TraCT: Disaggregated LLM Serving with CXL Shared Memory KV Cache at Rack-Scale

TL;DR

TraCT leverages CXL shared memory for disaggregated LLM serving, significantly reducing latency and increasing throughput by eliminating network bottlenecks in KV transfer.

Contribution

This paper introduces TraCT, a novel rack-scale LLM serving system using CXL shared memory for direct KV access, addressing synchronization and consistency challenges.

Findings

Up to 9.8x reduction in average TTFT

Up to 6.2x lower P99 latency

Up to 1.6x peak throughput improvement

Abstract

Disaggregated LLM serving improves resource efficiency by separating the compute-intensive prefill phase from the latency-critical decode phase. However, this architecture introduces a fundamental bottleneck: key/value (KV) tensors generated during prefill must be transferred to decode workers, and existing systems rely on RDMA-based network paths for this exchange.
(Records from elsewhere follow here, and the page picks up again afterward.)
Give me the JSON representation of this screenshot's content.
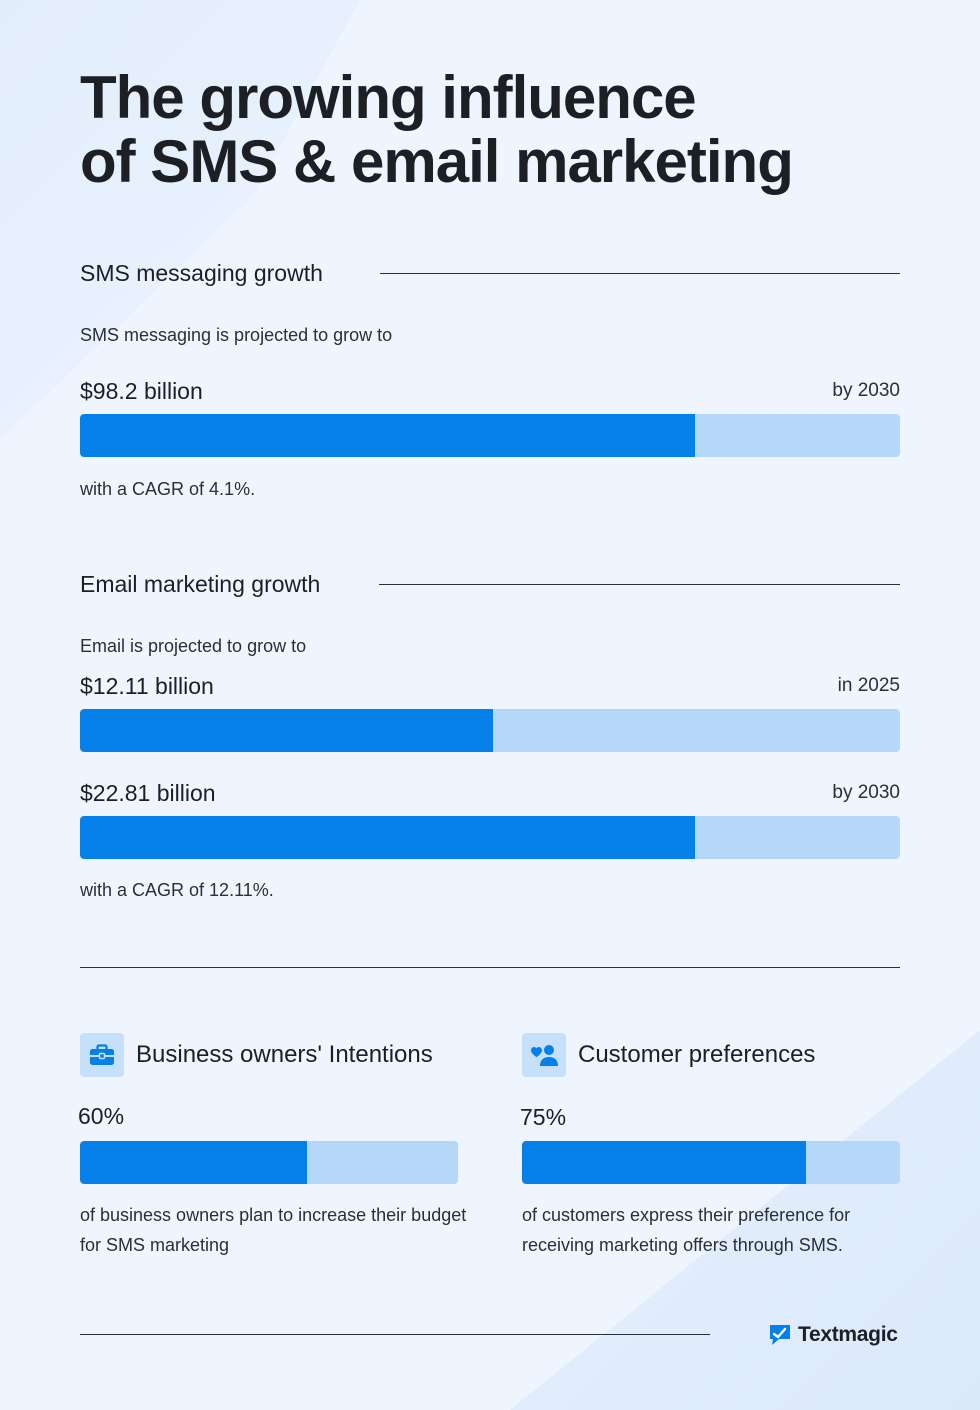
{
  "title": {
    "line1": "The growing influence",
    "line2": "of SMS & email marketing"
  },
  "sms": {
    "heading": "SMS messaging growth",
    "intro": "SMS messaging is projected to grow to",
    "amount": "$98.2 billion",
    "when": "by 2030",
    "bar_percent": 75,
    "cagr_text": "with a CAGR of 4.1%."
  },
  "email": {
    "heading": "Email marketing growth",
    "intro": "Email is projected to grow to",
    "rows": [
      {
        "amount": "$12.11 billion",
        "when": "in 2025",
        "bar_percent": 50.4
      },
      {
        "amount": "$22.81 billion",
        "when": "by 2030",
        "bar_percent": 75
      }
    ],
    "cagr_text": "with a CAGR of 12.11%."
  },
  "cards": [
    {
      "icon": "briefcase-icon",
      "heading": "Business owners' Intentions",
      "value": "60%",
      "bar_percent": 60,
      "desc": "of business owners plan to increase their budget for SMS marketing"
    },
    {
      "icon": "user-heart-icon",
      "heading": "Customer preferences",
      "value": "75%",
      "bar_percent": 75,
      "desc": "of customers express their preference for receiving marketing offers through SMS."
    }
  ],
  "brand": {
    "name": "Textmagic",
    "icon": "textmagic-logo-icon"
  },
  "colors": {
    "bar_fill": "#0580e8",
    "bar_track": "#b6d8f8",
    "background": "#eef5fe",
    "text": "#1c1f24"
  }
}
As model sizes and context lengths increase, KV transfer dominates both time-to-first-token (TTFT) and peak throughput, and remains highly sensitive to network contention even when prefix reuse is high. This paper presents TraCT, a rack-scale LLM serving system that uses CXL shared memory as both a KV-transfer substrate and a rack-wide prefix-aware KV cache. TraCT enables GPUs to write and read KV blocks directly through CXL load/store and DMA operations, eliminating the NIC hop that constrains existing disaggregated pipelines. However, to realize this design, multiple new challenges such as synchronization, consistency, and data management on non-coherent CXL memory need to be addressed. TraCT proposes various software solutions such as the two-tier inter-node synchronization mechanism to address these challenges. We implement TraCT on the Dynamo LLM inference framework and show that, across static and synthetic workloads, TraCT reduces average TTFT by up to 9.8x, lowers P99 latency by up to 6.2x, and improves peak throughput by up to 1.6x compared to RDMA and DRAM-based caching baselines.